Le dépistage prénatal est menacé !

Un outil formidable, avec ses propres imperfections
L'échographie obstétricale a fait d'énormes progrès et on estime aujourd'hui qu'elle permet de détecter en période prénatale environ 60% des malformations. Or, on oublie peut être trop souvent que cet outil présente des imperfections. On ne dépiste donc pas tout systématiquement. En effet, le dépistage dépend de nombreux paramètres comme la position de l'enfant, le type d'appareil utilisé, le type de malformations, la compétence du médecin.
Les accusations
Le 17 novembre 2000, la Cour de cassation a indemnisé Nicolas Perruche, un enfant né avec un handicap lourd en raison d'une rubéole non détectée chez la mère au moment de la grossesse. Les magistrats ont établi pour la première fois un lien direct entre la faute du médecin, en l'occurrence l'absence de dépistage, et le handicap du nouveau-né, ouvrant en grand la porte à de nombreuses autres plaintes en justice. Ainsi dans quelques mois, trois autres affaires relatives à des malformations fœtales non dépistées à l'échographie devront être tranchées. Seules ces décisions pourront alors confirmer ou infirmer la jurisprudence introduite par l'arrêt Perruche.

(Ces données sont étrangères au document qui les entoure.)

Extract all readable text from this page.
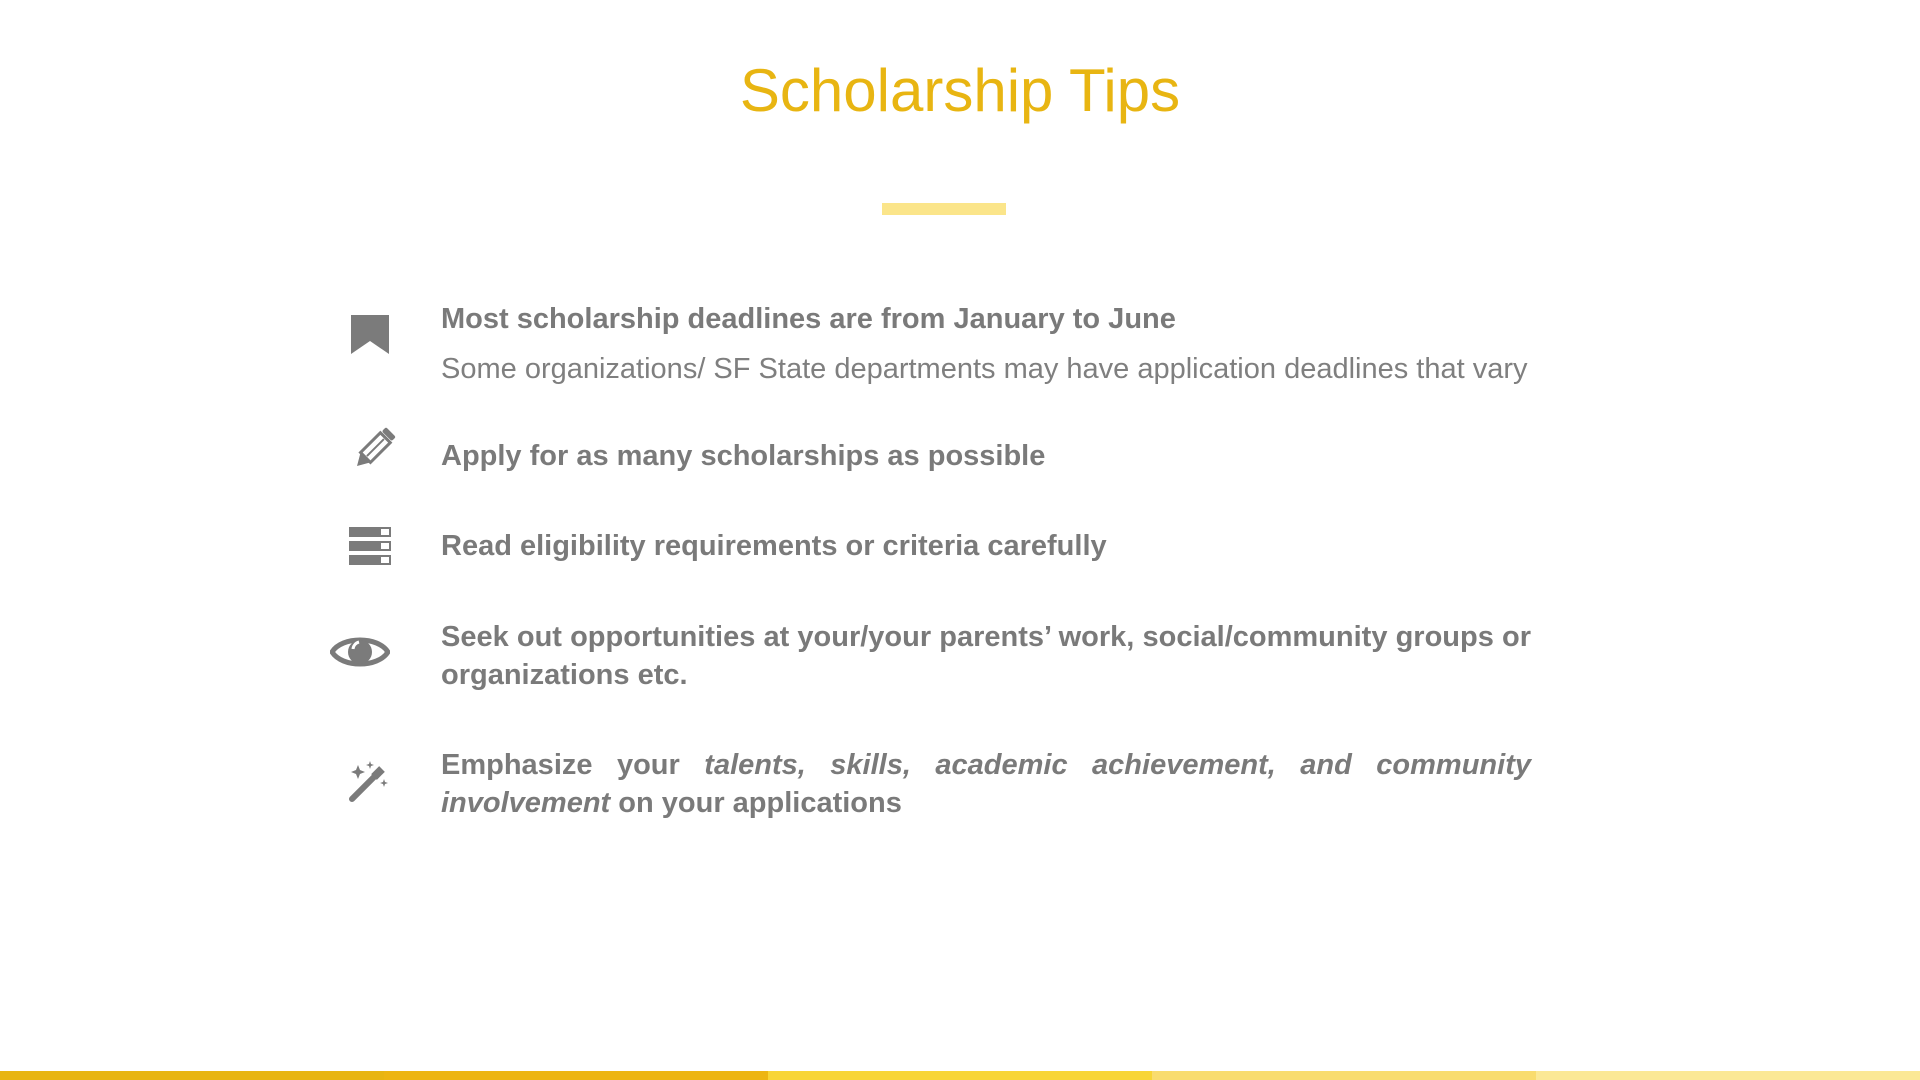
Scholarship Tips

Most scholarship deadlines are from January to June

Some organizations/ SF State departments may have application deadlines that vary

Apply for as many scholarships as possible

Read eligibility requirements or criteria carefully

Seek out opportunities at your/your parents’ work, social/community groups or organizations etc.

Emphasize your talents, skills, academic achievement, and community involvement on your applications
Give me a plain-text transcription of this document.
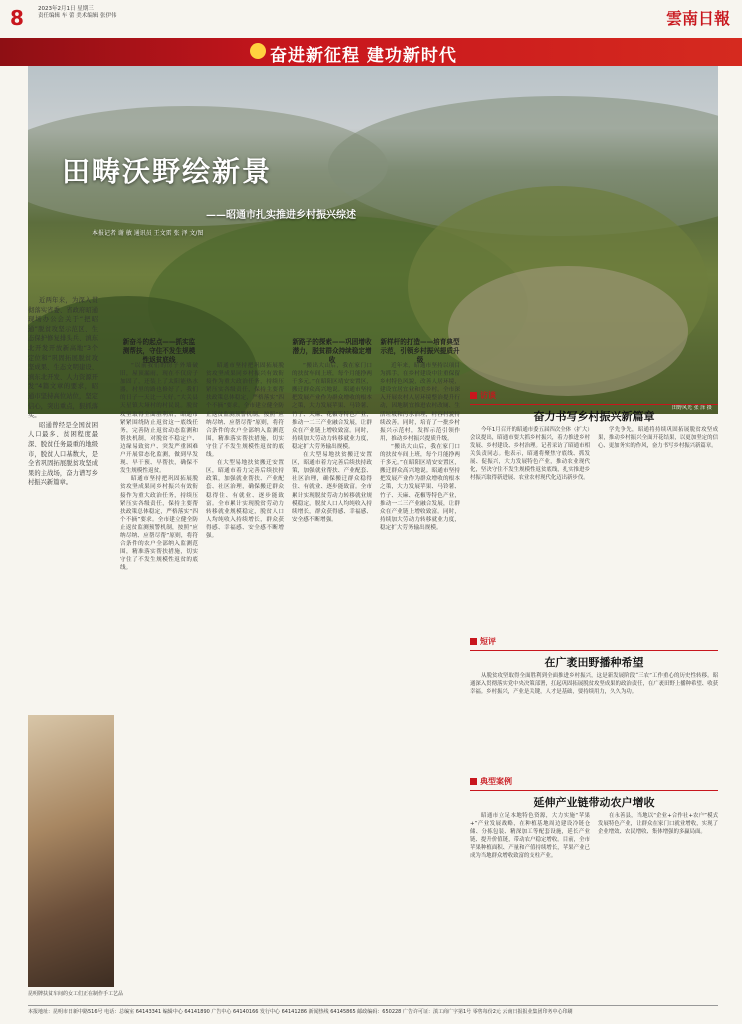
8	2023年2月1日 星期三
责任编辑 车 蕾 美术编辑 张伊伟	雲南日報
奋进新征程 建功新时代
田畴沃野绘新景
——昭通市扎实推进乡村振兴综述
本报记者 谢 敏 通讯员 王文雷 张 泽 文/图
田野风光 张 泽 摄

近两年来，为深入贯彻落实省委、省政府昭通现场办公会关于“把昭通”脱贫攻坚示范区、生态保护修复排头兵、滇东北开发开放新高地“3个定位和“巩固拓展脱贫攻坚成果、生态文明建设、滇东北开发、人力资源开发”4篇文章的要求，昭通市坚持高位站位，坚定信心，突出重点，狠抓落实。

昭通曾经是全国贫困人口最多、贫困程度最深、脱贫任务最重的地级市，脱贫人口基数大，是全省巩固拓展脱贫攻坚成果的主战场，奋力谱写乡村振兴新篇章。

昆明牌扶贫车间的女工们正在制作手工艺品
新奋斗的起点——抓实监测帮扶，守住不发生规模性返贫底线
新路子的探索——巩固增收潜力，脱贫群众持续稳定增收
新样杆的打造——培育典型示范，引领乡村振兴提质升级

“以前我们的房子外墙破旧，屋顶漏雨，现在不仅房子加固了，还装上了太阳能热水器，村里的路也修好了，我们的日子一天比一天好。”大关县天星镇大垭村的村民说。脱贫攻坚取得全面胜利后，昭通市紧紧围绕防止返贫这一底线任务，完善防止返贫动态监测和帮扶机制，对脱贫不稳定户、边缘易致贫户、突发严重困难户开展常态化监测，做到早发现、早干预、早帮扶，确保不发生规模性返贫。

昭通市坚持把巩固拓展脱贫攻坚成果同乡村振兴有效衔接作为重大政治任务，持续压紧压实各级责任，保持主要帮扶政策总体稳定，严格落实“四个不摘”要求。全市建立健全防止返贫监测预警机制，按照“应纳尽纳、应帮尽帮”原则，将符合条件的农户全部纳入监测范围，精准落实帮扶措施，切实守住了不发生规模性返贫的底线。

昭通市坚持把巩固拓展脱贫攻坚成果同乡村振兴有效衔接作为重大政治任务，持续压紧压实各级责任，保持主要帮扶政策总体稳定，严格落实“四个不摘”要求。全市建立健全防止返贫监测预警机制，按照“应纳尽纳、应帮尽帮”原则，将符合条件的农户全部纳入监测范围，精准落实帮扶措施，切实守住了不发生规模性返贫的底线。

在大型易地扶贫搬迁安置区，昭通市着力完善后续扶持政策，加强就业帮扶、产业配套、社区治理，确保搬迁群众稳得住、有就业、逐步能致富。全市累计实现脱贫劳动力转移就业规模稳定，脱贫人口人均纯收入持续增长，群众获得感、幸福感、安全感不断增强。

“搬出大山后，我在家门口的扶贫车间上班，每个月能挣两千多元。”在昭阳区靖安安置区，搬迁群众高兴地说。昭通市坚持把发展产业作为群众增收的根本之策，大力发展苹果、马铃薯、竹子、天麻、花椒等特色产业，推动一二三产业融合发展，让群众在产业链上增收致富。同时，持续加大劳动力转移就业力度，稳定扩大劳务输出规模。

在大型易地扶贫搬迁安置区，昭通市着力完善后续扶持政策，加强就业帮扶、产业配套、社区治理，确保搬迁群众稳得住、有就业、逐步能致富。全市累计实现脱贫劳动力转移就业规模稳定，脱贫人口人均纯收入持续增长，群众获得感、幸福感、安全感不断增强。

近年来，昭通市坚持以项目为抓手，在乡村建设中注重保留乡村特色风貌，改善人居环境，建设宜居宜业和美乡村。全市深入开展农村人居环境整治提升行动，因地制宜推进农村改厕、生活垃圾和污水治理，村容村貌持续改善。同时，培育了一批乡村振兴示范村，发挥示范引领作用，推动乡村振兴提质升级。

“搬出大山后，我在家门口的扶贫车间上班，每个月能挣两千多元。”在昭阳区靖安安置区，搬迁群众高兴地说。昭通市坚持把发展产业作为群众增收的根本之策，大力发展苹果、马铃薯、竹子、天麻、花椒等特色产业，推动一二三产业融合发展，让群众在产业链上增收致富。同时，持续加大劳动力转移就业力度，稳定扩大劳务输出规模。

访谈
奋力书写乡村振兴新篇章

今年1月召开的昭通市委五届四次全体（扩大）会议提出，昭通市要大抓乡村振兴，着力推进乡村发展、乡村建设、乡村治理。记者采访了昭通市相关负责同志。他表示，昭通将聚焦守底线、抓发展、促振兴，大力发展特色产业，推动农业现代化，坚决守住不发生规模性返贫底线，扎实推进乡村振兴取得新进展、农业农村现代化迈出新步伐。

学先争先，昭通将持续巩固拓展脱贫攻坚成果，推动乡村振兴全面开花结果，以更加坚定的信心、更加务实的作风，奋力书写乡村振兴新篇章。

短评
在广袤田野播种希望

从脱贫攻坚取得全面胜利到全面推进乡村振兴，这是新发展阶段“三农”工作重心的历史性转移。昭通深入贯彻落实党中央决策部署，扛起巩固拓展脱贫攻坚成果的政治责任，在广袤田野上播种希望、收获幸福。乡村振兴，产业是关键，人才是基础，要持续用力，久久为功。

典型案例
延伸产业链带动农户增收

昭通市立足本地特色资源，大力实施“苹果+”产业发展战略，在种植基地周边建设冷链仓储、分拣包装、精深加工等配套设施，延长产业链、提升价值链，带动农户稳定增收。目前，全市苹果种植面积、产量和产值持续增长，苹果产业已成为当地群众增收致富的支柱产业。

在永善县，当地以“企业+合作社+农户”模式发展特色产业，让群众在家门口就业增收，实现了企业增效、农民增收、集体增强的多赢局面。

本报地址：昆明市日新中路516号 电话：总编室 64143341 编辑中心 64141890 广告中心 64140166 发行中心 64141286 新闻热线 64145865 邮政编码：650228 广告许可证：滇工商广字第1号 零售每份2元 云南日报报业集团印务中心印刷
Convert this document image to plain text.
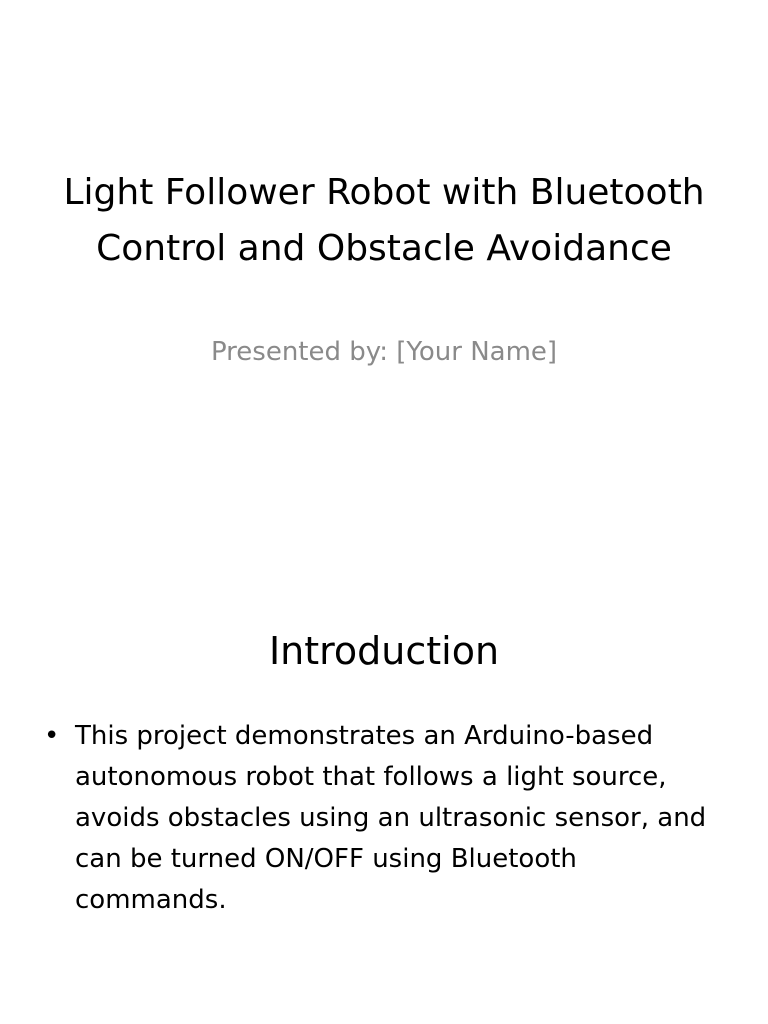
Light Follower Robot with Bluetooth Control and Obstacle Avoidance
Presented by: [Your Name]
Introduction
• This project demonstrates an Arduino-based autonomous robot that follows a light source, avoids obstacles using an ultrasonic sensor, and can be turned ON/OFF using Bluetooth commands.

Les répercutions : considérables
Les compagnies d'assurance sont à juste titre préoccupées. Elles estiment que pour faire face aux demandes d'indemnisation qui ne vont pas manquer d'affluer, notamment dans les litiges en cours, elles seront contraintes d'augmenter de manière prohibitive les tarifs des cotisations. Mais outre ses considérations économiques, les répercutions éthiques pourraient être dramatiques. En effet, pour les médecins spécialistes, seules deux solutions s'offrent à eux: ne plus faire de dépistage, ce qui revient à faire un bond d'une trentaine d'années en arrière, ou au contraire, limiter le dépistage à certaines anomalies bien spécifiques, ce qui favoriserait les avortements thérapeutiques au moindre doute.Plusieurs syndicats professionnels ont déjà menacé d'arrêter les échographies de grossesse, mais nombre de spécialistes ne souhaitent pas s'enfermer dans ce dilemme car cette obligation de résultats, désormais imposée, se traduirait par un nombre important d'avortements d'enfants sains. Une conséquence supplémentaire, sur le plan symbolique cette fois: l'idée que le handicapé n'a plus droit de cité dans nos sociétés. En effet, au lieu d'être pris en charge solidairement par la société, la Sécurité sociale se porterait partie civile pour récupérer les frais auprès du médecin qui a permis sa mise au monde !Il est impératif que la profession se dote de règles déontologiques dans ce domaine et définisse ce qui est utile ou inutile de dépister.